Avrupa İnsan Hakları Mahkemesi kararlarının uygulanmadığını ve görevini yerine getirmeye çalışan üyelerinin devamlı tehdit edilerek Anayasa Mahkemesinin hizaya getirilmeye çalışıldığını ileri süren Yeneroğlu, “Böyle bir ortamda, bu yargı paketi ile iktidar sadece göz boyamaya ve pansuman tedbirlerle günü geçiştirmeye çalışmaktadır.” dedi.
‘Çocuğunun hastalığı nedeniyle kadın hükümlülerin cezasının infazının ertelenmesi için aylarca haykırdık'
Paketin 26. maddesinde “çocuğunun hastalığı nedeniyle kadın hükümlünün cezasının infazının ertelenmesi” için İnfaz Kanununda önemli bir değişikliğe yer verildiğini söyleyen Yeneroğlu, “Bu düzenleme için aylarca haykırdık. Bu süreçte çok canlar yandı, hasta çocuklar anne şefkatinden, adaletsiz bir biçimde cezaevine mahkûm edilen anneler ise çaresizlikten yandı tutuştu. Söz konusu düzenleme olumlu görünse dahi yaşatılan ağır zulme karşı sadece artan kamuoyu tepkisini yatıştırma amaçlı bir düzenlemedir.” dedi.

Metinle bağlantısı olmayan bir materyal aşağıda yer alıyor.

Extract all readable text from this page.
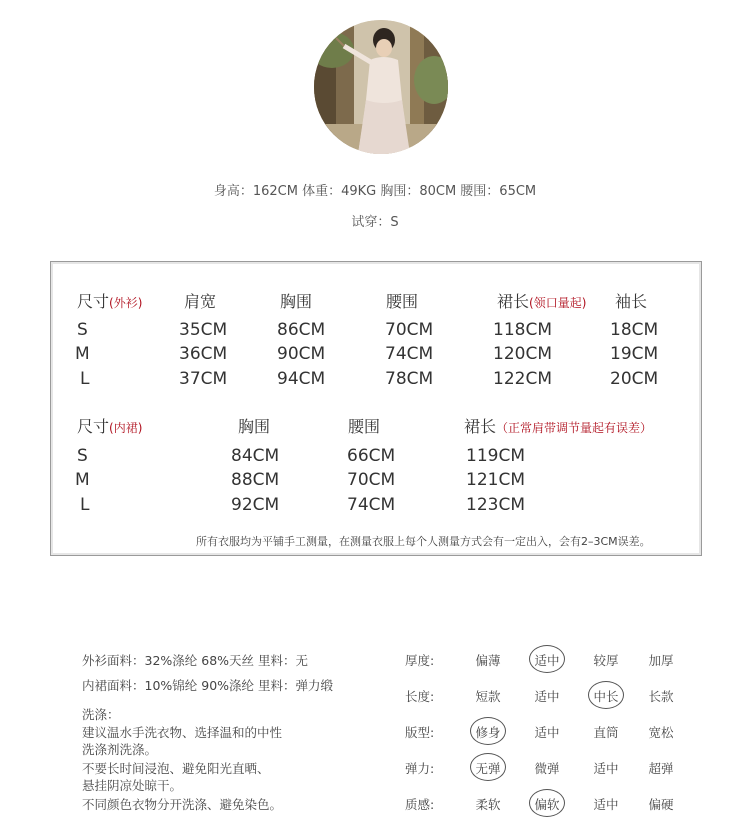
身高：162CM 体重：49KG 胸围：80CM 腰围：65CM
试穿：S
尺寸(外衫)	肩宽	胸围	腰围	裙长(领口量起) 袖长
S	35CM	86CM	70CM	118CM	18CM
M	36CM	90CM	74CM	120CM	19CM
L	37CM	94CM	78CM	122CM	20CM
尺寸(内裙)	胸围	腰围	裙长（正常肩带调节量起有误差）
S	84CM	66CM	119CM
M	88CM	70CM	121CM
L	92CM	74CM	123CM
所有衣服均为平铺手工测量，在测量衣服上每个人测量方式会有一定出入，会有2–3CM误差。
外衫面料：32%涤纶 68%天丝 里料：无
内裙面料：10%锦纶 90%涤纶 里料：弹力缎
洗涤：
建议温水手洗衣物、选择温和的中性
洗涤剂洗涤。
不要长时间浸泡、避免阳光直晒、
悬挂阴凉处晾干。
不同颜色衣物分开洗涤、避免染色。
厚度:	偏薄	适中	较厚	加厚
长度:	短款	适中	中长	长款
版型:	修身	适中	直筒	宽松
弹力:	无弹	微弹	适中	超弹
质感:	柔软	偏软	适中	偏硬
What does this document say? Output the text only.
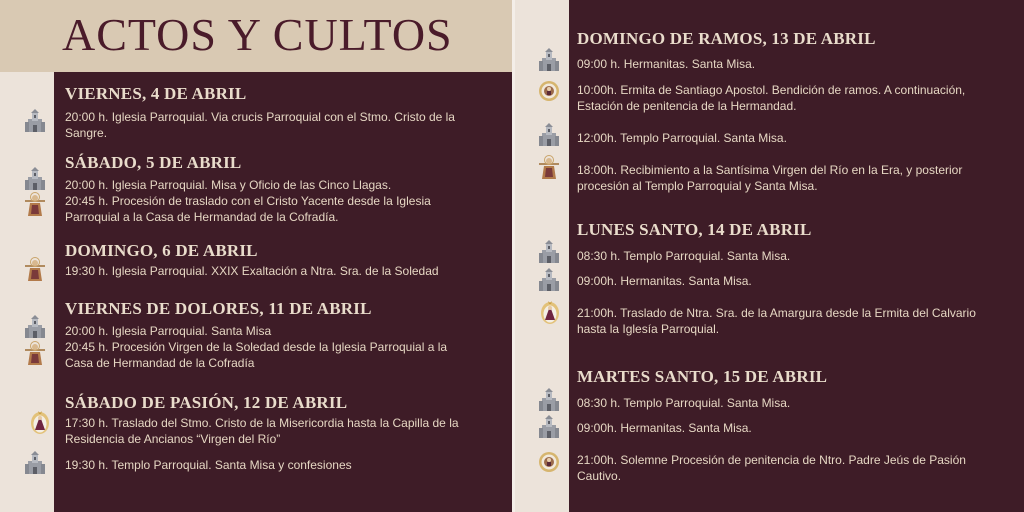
ACTOS Y CULTOS
VIERNES, 4 DE ABRIL
20:00 h. Iglesia Parroquial. Via crucis Parroquial con el Stmo. Cristo de la Sangre.
SÁBADO, 5 DE ABRIL
20:00 h. Iglesia Parroquial. Misa y Oficio de las Cinco Llagas.
20:45 h. Procesión de traslado con el Cristo Yacente desde la Iglesia Parroquial a la Casa de Hermandad de la Cofradía.
DOMINGO, 6 DE ABRIL
19:30 h. Iglesia Parroquial. XXIX Exaltación a Ntra. Sra. de la Soledad
VIERNES DE DOLORES, 11 DE ABRIL
20:00 h. Iglesia Parroquial. Santa Misa
20:45 h. Procesión Virgen de la Soledad desde la Iglesia Parroquial a la Casa de Hermandad de la Cofradía
SÁBADO DE PASIÓN, 12 DE ABRIL
17:30 h. Traslado del Stmo. Cristo de la Misericordia hasta la Capilla de la Residencia de Ancianos “Virgen del Río”
19:30 h. Templo Parroquial. Santa Misa y confesiones
DOMINGO DE RAMOS, 13 DE ABRIL
09:00 h. Hermanitas. Santa Misa.
10:00h. Ermita de Santiago Apostol. Bendición de ramos. A continuación, Estación de penitencia de la Hermandad.
12:00h. Templo Parroquial. Santa Misa.
18:00h. Recibimiento a la Santísima Virgen del Río en la Era, y posterior procesión al Templo Parroquial y Santa Misa.
LUNES SANTO, 14 DE ABRIL
08:30 h. Templo Parroquial. Santa Misa.
09:00h. Hermanitas. Santa Misa.
21:00h. Traslado de Ntra. Sra. de la Amargura desde la Ermita del Calvario hasta la Iglesía Parroquial.
MARTES SANTO, 15 DE ABRIL
08:30 h. Templo Parroquial. Santa Misa.
09:00h. Hermanitas. Santa Misa.
21:00h. Solemne Procesión de penitencia de Ntro. Padre Jeús de Pasión Cautivo.
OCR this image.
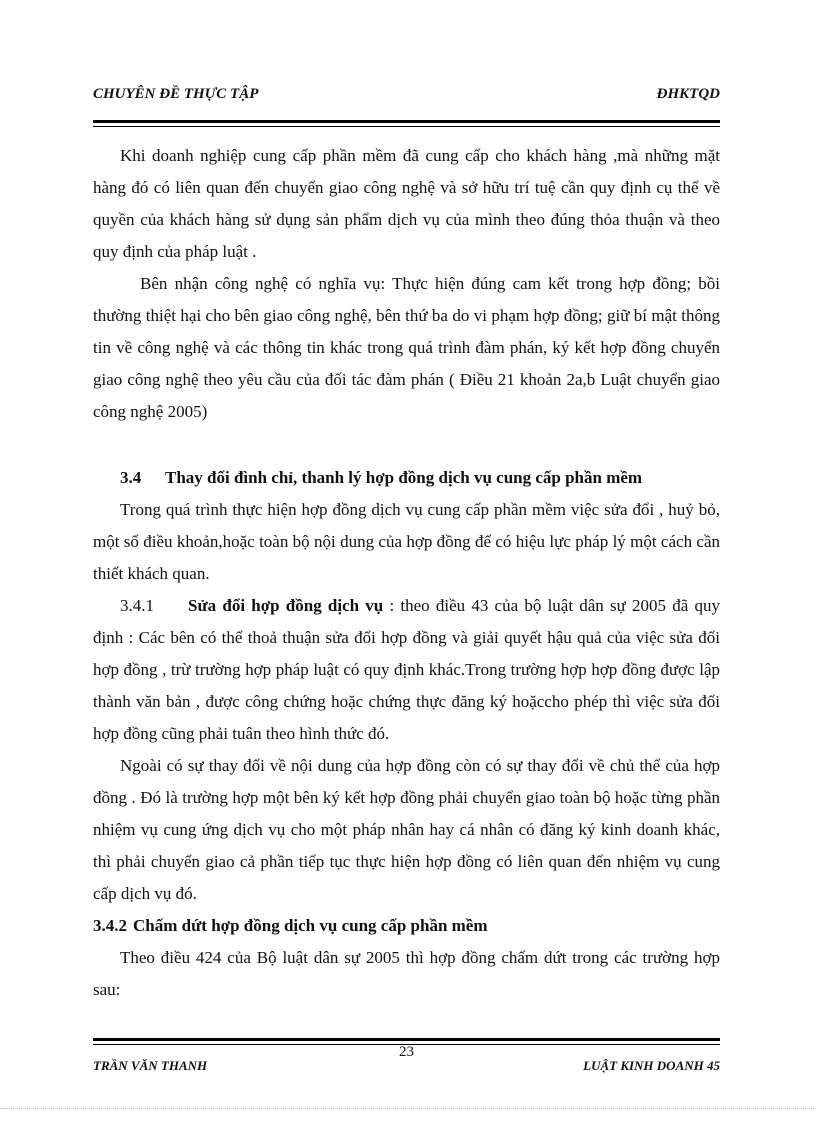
CHUYÊN ĐỀ THỰC TẬP	ĐHKTQD

Khi doanh nghiệp cung cấp phần mềm đã cung cấp cho khách hàng ,mà những mặt hàng đó có liên quan đến chuyển giao công nghệ và sở hữu trí tuệ cần quy định cụ thể về quyền của khách hàng sử dụng sản phẩm dịch vụ của mình theo đúng thỏa thuận và theo quy định của pháp luật .

Bên nhận công nghệ có nghĩa vụ: Thực hiện đúng cam kết trong hợp đồng; bồi thường thiệt hại cho bên giao công nghệ, bên thứ ba do vi phạm hợp đồng; giữ bí mật thông tin về công nghệ và các thông tin khác trong quá trình đàm phán, ký kết hợp đồng chuyển giao công nghệ theo yêu cầu của đối tác đàm phán ( Điều 21 khoản 2a,b Luật chuyển giao công nghệ 2005)

3.4 Thay đổi đình chỉ, thanh lý hợp đồng dịch vụ cung cấp phần mềm

Trong quá trình thực hiện hợp đồng dịch vụ cung cấp phần mềm việc sửa đổi , huỷ bỏ, một số điều khoản,hoặc toàn bộ nội dung của hợp đồng để có hiệu lực pháp lý một cách cần thiết khách quan.

3.4.1 Sửa đổi hợp đồng dịch vụ : theo điều 43 của bộ luật dân sự 2005 đã quy định : Các bên có thể thoả thuận sửa đổi hợp đồng và giải quyết hậu quả của việc sửa đổi hợp đồng , trừ trường hợp pháp luật có quy định khác.Trong trường hợp hợp đồng được lập thành văn bản , được công chứng hoặc chứng thực đăng ký hoặccho phép thì việc sửa đổi hợp đồng cũng phải tuân theo hình thức đó.

Ngoài có sự thay đổi về nội dung của hợp đồng còn có sự thay đổi về chủ thể của hợp đồng . Đó là trường hợp một bên ký kết hợp đồng phải chuyển giao toàn bộ hoặc từng phần nhiệm vụ cung ứng dịch vụ cho một pháp nhân hay cá nhân có đăng ký kinh doanh khác, thì phải chuyển giao cả phần tiếp tục thực hiện hợp đồng có liên quan đến nhiệm vụ cung cấp dịch vụ đó.

3.4.2 Chấm dứt hợp đồng dịch vụ cung cấp phần mềm

Theo điều 424 của Bộ luật dân sự 2005 thì hợp đồng chấm dứt trong các trường hợp sau:

23
TRẦN VĂN THANH	LUẬT KINH DOANH 45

Yeneroğlu, teklifin eşitlik ilkesi gözetilerek erkek hükümlüleri de kapsayacak şekilde değiştirilmesini istedi. Ayrıca söz konusu düzenleme için tam teşekküllü hastanelerden alınan raporla yetinilerek Adli Tıp Kurumu onayının kaldırılması da işlemlerin kolaylaştırılması için önemli olacağını belirterek bu değişikliğin de görüşmelerde dikkate alınması gerektiğini belirtti.
Uzun yargılama süreleri: “Trajik halin itirafı”
Pakette yer alan, uzun yargılamalar nedeniyle yapılan bireysel başvuruların Tazminat Komisyonu tarafından incelenmesiyle ilgili düzenlemeyi, “Yargı sisteminin getirildiği trajik halin itirafıdır” diye yorumlayan Yeneroğlu, “Anayasa Mahkemesi'nin son istatistiklerine göre, verilen ihlal kararlarının %80'inin makul sürede yargılanma hakkına ilişkin” olduğunu belirtti. Yeneroğlu, “Uzun yargılama ihlallerini azaltmak için gerekenleri yapmak yerine, bu başvurulara bakacak kurulları genişletmek elbette bir reform olamaz” dedi.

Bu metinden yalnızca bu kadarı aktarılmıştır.